O caso gerou uma discussão sobre as cláusulas escondidas — e possivelmente abusivas — em contratos de serviços digitais.

A resposta da família

Em sua resposta apresentada ao tribunal, a família da Kanokporn afirmou que o argumento da Disney “é baseado no argumento inacreditável de que qualquer que pessoa que crie uma conta na Disney+, mesmo que seja um período de avaliação gratuita, vai abrir mão do direito a um julgamento”.

É provável que o argumento da Disney seja rejeitado. Mas isso vai depender da interpretação do juiz a respeito do alcance dos termos de uso de serviços digitais. Se o magistrado entender que a empresa de entretenimento tem razão, o caso pode afetar os termos de uso de outras plataformas digitais.

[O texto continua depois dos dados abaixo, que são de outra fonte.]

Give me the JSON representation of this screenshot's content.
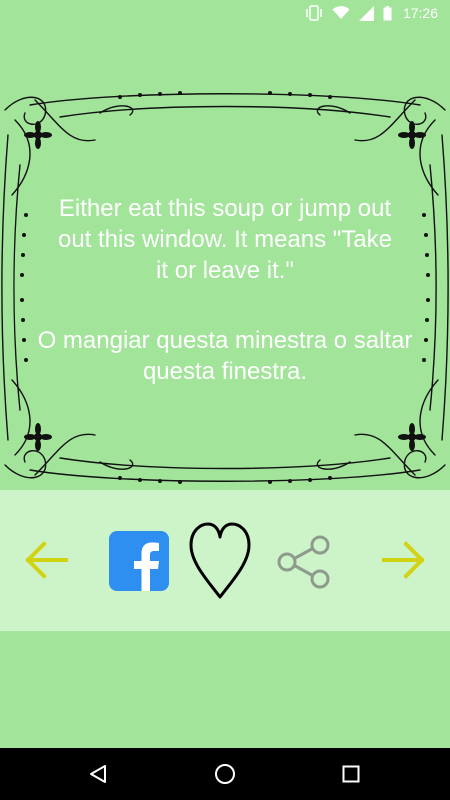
{
  "status_bar": {
    "time": "17:26",
    "icons": [
      "vibrate-icon",
      "wifi-icon",
      "signal-icon",
      "battery-icon"
    ]
  },
  "quote": {
    "english": "Either eat this soup or jump out\nout this window. It means \"Take\nit or leave it.\"",
    "italian": "O mangiar questa minestra o saltar\nquesta finestra."
  },
  "actions": {
    "previous": "arrow-left-icon",
    "facebook": "facebook-icon",
    "favorite": "heart-icon",
    "share": "share-icon",
    "next": "arrow-right-icon"
  },
  "colors": {
    "background": "#a2e49a",
    "action_bar": "#cdf3c9",
    "arrow": "#d2d214",
    "facebook": "#2f8ff0",
    "text": "#ffffff"
  },
  "nav_bar": {
    "buttons": [
      "back-icon",
      "home-icon",
      "recents-icon"
    ]
  }
}
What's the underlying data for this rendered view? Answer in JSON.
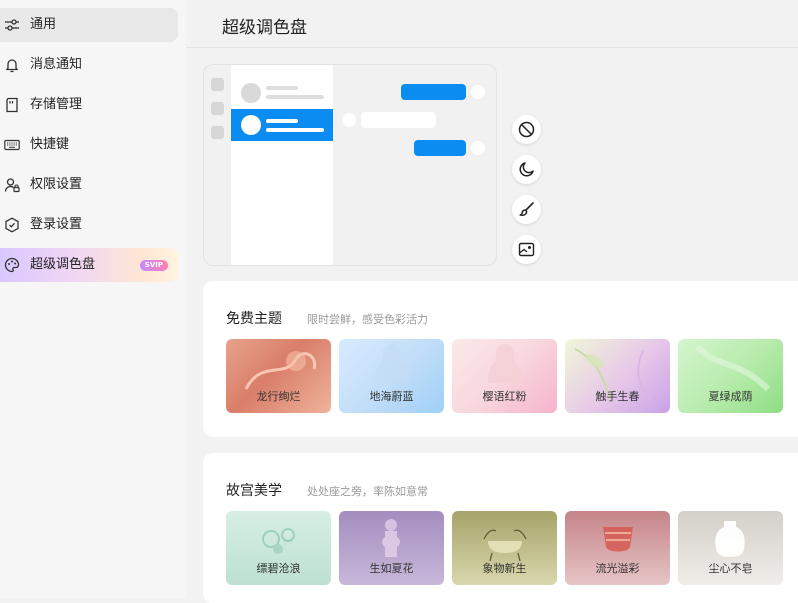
{
  "sidebar": {
    "items": [
      {
        "label": "通用",
        "icon": "sliders-icon"
      },
      {
        "label": "消息通知",
        "icon": "bell-icon"
      },
      {
        "label": "存储管理",
        "icon": "storage-card-icon"
      },
      {
        "label": "快捷键",
        "icon": "keyboard-icon"
      },
      {
        "label": "权限设置",
        "icon": "user-lock-icon"
      },
      {
        "label": "登录设置",
        "icon": "shield-icon"
      },
      {
        "label": "超级调色盘",
        "icon": "palette-icon",
        "badge": "SVIP"
      }
    ]
  },
  "header": {
    "title": "超级调色盘"
  },
  "tools": [
    "no-theme-icon",
    "moon-icon",
    "brush-icon",
    "image-icon"
  ],
  "free": {
    "title": "免费主题",
    "subtitle": "限时尝鲜，感受色彩活力",
    "themes": [
      {
        "name": "龙行绚烂"
      },
      {
        "name": "地海蔚蓝"
      },
      {
        "name": "樱语红粉"
      },
      {
        "name": "触手生春"
      },
      {
        "name": "夏绿成荫"
      }
    ]
  },
  "palace": {
    "title": "故宫美学",
    "subtitle": "处处座之旁，率陈如意常",
    "themes": [
      {
        "name": "缥碧沧浪"
      },
      {
        "name": "生如夏花"
      },
      {
        "name": "象物新生"
      },
      {
        "name": "流光溢彩"
      },
      {
        "name": "尘心不皂"
      }
    ]
  },
  "colors": {
    "accent": "#0a8cf0"
  }
}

Ao jornal The Washington Post, a Disney afirmou lamentar "profundamente" a morte de Kanokporn e, sem dar detalhes sobre o argumento usado no processo contra o pedido de Piccolo, tentou se explicar. "Estamos apenas nos defendendo contra a tentativa do advogado do autor de nos incluir em seu processo contra o restaurante", disse a companhia.